Pourquoi Sheffield ?
Sheffield, ancien bastion de l’industrie métallurgique, incarne les défis des villes post-industrielles du Nord de l’Angleterre. Marquée par des décennies de politiques néolibérales et d’austérité, elle figure parmi les villes les plus pauvres du Royaume-Uni. L’effondrement des services publics, asphyxiés par les coupes budgétaires, illustre la profondeur de cette crise : plusieurs conseils municipaux ont même déclaré faillite. Le choix de Sheffield pour accueillir Fearless Cities n’est pas anodin. La ville a récemment été secouée par des émeutes racistes, lorsqu’un hôtel hébergeant des exilé·es a été attaqué par des centaines de militant·es d’extrême droite. Cet événement tragique a conduit à la création de SCARF (Sheffield Communities Against Racism and Fascism), un collectif antifasciste regroupant habitant·es et militant·es. Dans ce contexte, Fearless Cities a offert un espace pour réfléchir collectivement aux moyens de résister aux attaques racistes dans un contexte de montée de l’extrême et de construire des alternatives politiques à partir de nos villes.
Sheffield abrite également plusieurs initiatives inspirées par le municipalisme, notamment des campagnes et mobilisations pour réformer la gouvernance locale ou des organisations de solidarité alimentaire.
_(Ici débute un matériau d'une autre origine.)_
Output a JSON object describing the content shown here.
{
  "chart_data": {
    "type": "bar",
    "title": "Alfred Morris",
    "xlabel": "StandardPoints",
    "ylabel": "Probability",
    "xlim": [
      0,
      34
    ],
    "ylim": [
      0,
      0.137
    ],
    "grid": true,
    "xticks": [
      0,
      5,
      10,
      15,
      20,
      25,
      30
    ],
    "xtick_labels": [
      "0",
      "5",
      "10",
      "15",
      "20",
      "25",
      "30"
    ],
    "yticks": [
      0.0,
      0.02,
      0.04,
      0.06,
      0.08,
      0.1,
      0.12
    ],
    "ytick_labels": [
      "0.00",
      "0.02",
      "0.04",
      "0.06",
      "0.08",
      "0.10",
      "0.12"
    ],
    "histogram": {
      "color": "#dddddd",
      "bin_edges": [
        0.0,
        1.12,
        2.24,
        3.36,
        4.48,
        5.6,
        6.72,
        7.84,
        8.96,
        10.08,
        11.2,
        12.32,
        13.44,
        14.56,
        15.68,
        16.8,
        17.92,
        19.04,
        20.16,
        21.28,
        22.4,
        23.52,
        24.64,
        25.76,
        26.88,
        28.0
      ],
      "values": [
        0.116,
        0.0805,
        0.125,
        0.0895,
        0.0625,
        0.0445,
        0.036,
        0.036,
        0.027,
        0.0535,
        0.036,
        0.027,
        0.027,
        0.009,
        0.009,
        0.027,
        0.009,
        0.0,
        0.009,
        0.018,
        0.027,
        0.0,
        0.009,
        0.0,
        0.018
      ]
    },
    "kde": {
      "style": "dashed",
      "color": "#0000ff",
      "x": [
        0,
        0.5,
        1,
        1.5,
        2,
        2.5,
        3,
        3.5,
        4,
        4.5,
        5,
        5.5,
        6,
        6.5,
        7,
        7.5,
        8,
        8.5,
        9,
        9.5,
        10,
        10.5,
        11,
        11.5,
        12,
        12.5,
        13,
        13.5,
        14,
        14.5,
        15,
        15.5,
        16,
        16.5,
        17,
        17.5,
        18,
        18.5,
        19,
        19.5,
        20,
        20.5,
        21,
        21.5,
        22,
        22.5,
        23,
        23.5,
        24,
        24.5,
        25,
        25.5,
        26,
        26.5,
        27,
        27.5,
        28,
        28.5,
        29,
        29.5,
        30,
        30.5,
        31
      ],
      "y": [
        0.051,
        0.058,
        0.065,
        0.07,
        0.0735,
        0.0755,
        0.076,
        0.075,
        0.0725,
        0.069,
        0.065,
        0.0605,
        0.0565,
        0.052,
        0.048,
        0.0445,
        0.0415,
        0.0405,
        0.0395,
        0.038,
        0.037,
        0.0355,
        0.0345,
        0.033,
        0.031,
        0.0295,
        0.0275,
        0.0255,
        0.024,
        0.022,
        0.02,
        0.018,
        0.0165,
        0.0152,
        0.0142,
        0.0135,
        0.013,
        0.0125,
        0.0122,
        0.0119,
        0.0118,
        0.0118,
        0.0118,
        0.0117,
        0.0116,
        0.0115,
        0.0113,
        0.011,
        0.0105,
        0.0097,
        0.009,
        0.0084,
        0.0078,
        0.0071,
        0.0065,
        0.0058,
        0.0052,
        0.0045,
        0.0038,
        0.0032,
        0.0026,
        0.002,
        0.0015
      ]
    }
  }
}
Organiser un sommet Fearless Cities ici visait à renforcer ces dynamiques et à inspirer de nouvelles initiatives grâce à des exemples internationaux.
Une étape pour le Réseau Municipaliste Européen (EMN)
Avant même l’ouverture du sommet, la veille, une rencontre du Réseau Municipaliste Européen (EMN), soutenu par la Fondation Danielle Mitterrand, a rassemblé ses membres à Sheffield. L’objectif : renforcer les liens entre les membres existants, intégrer de nouvelles venues et planifier les prochaines étapes. Ces échanges ont permis de réaffirmer la volonté de construire des liens et des solidarités translocales, dans un contexte où les pays européens sont traversés par les mêmes phénomènes et difficultés politiques.
Des ateliers pour apprendre et s’organiser
Fearless Cities Sheffield a proposé une riche programmation d’ateliers, organisés autour de quatre grandes thématiques : “Prendre soin de nos quartiers”, “Futurs municipalistes”, “Repensons la gouvernance et la démocratie locale” et “Ré-imaginons nos communs”. Parmi ces ateliers, nous avons été invité·es à participer ou à assister à plusieurs discussions :
- “Lutter contre l’extrême droite” : cet atelier a commencé par la diffusion d’un film réalisé lors de rencontres de l’EMN à Naples en novembre 2023, Municipalist Chronicles #3: Cities Against Authoritarianism. A partir d’exemples illustrés dans le film et des expériences des invité·es, cet atelier a permis de croiser les expériences face à la montée de l’extrême droite en Europe. Maria-Francesca de Tulio a pu parler du contexte italien et de la stratégie des communs napolitains. David Pike, syndicaliste de Sheffield, a pu partager le rôle du syndicalisme dans la lutte contre l’extrême droite. Tandis que Shiri Shalmy, de Cooperation Town témoignait d’échecs d’occupation de la rue à travers des manifestations pour battre l’extrême droite et pensait qu’il fallait agir en amont en intégrant des lieux de sociabilité dans lesquels la gauche est absente, notamment à travers un travail social au sein des communautés. Margot a pu y parler du contexte français et des débats stratégiques au sein du camp progressiste. Le tout était animé par Teresa Lorena Machado, animatrice du Réseau Municipaliste Européen.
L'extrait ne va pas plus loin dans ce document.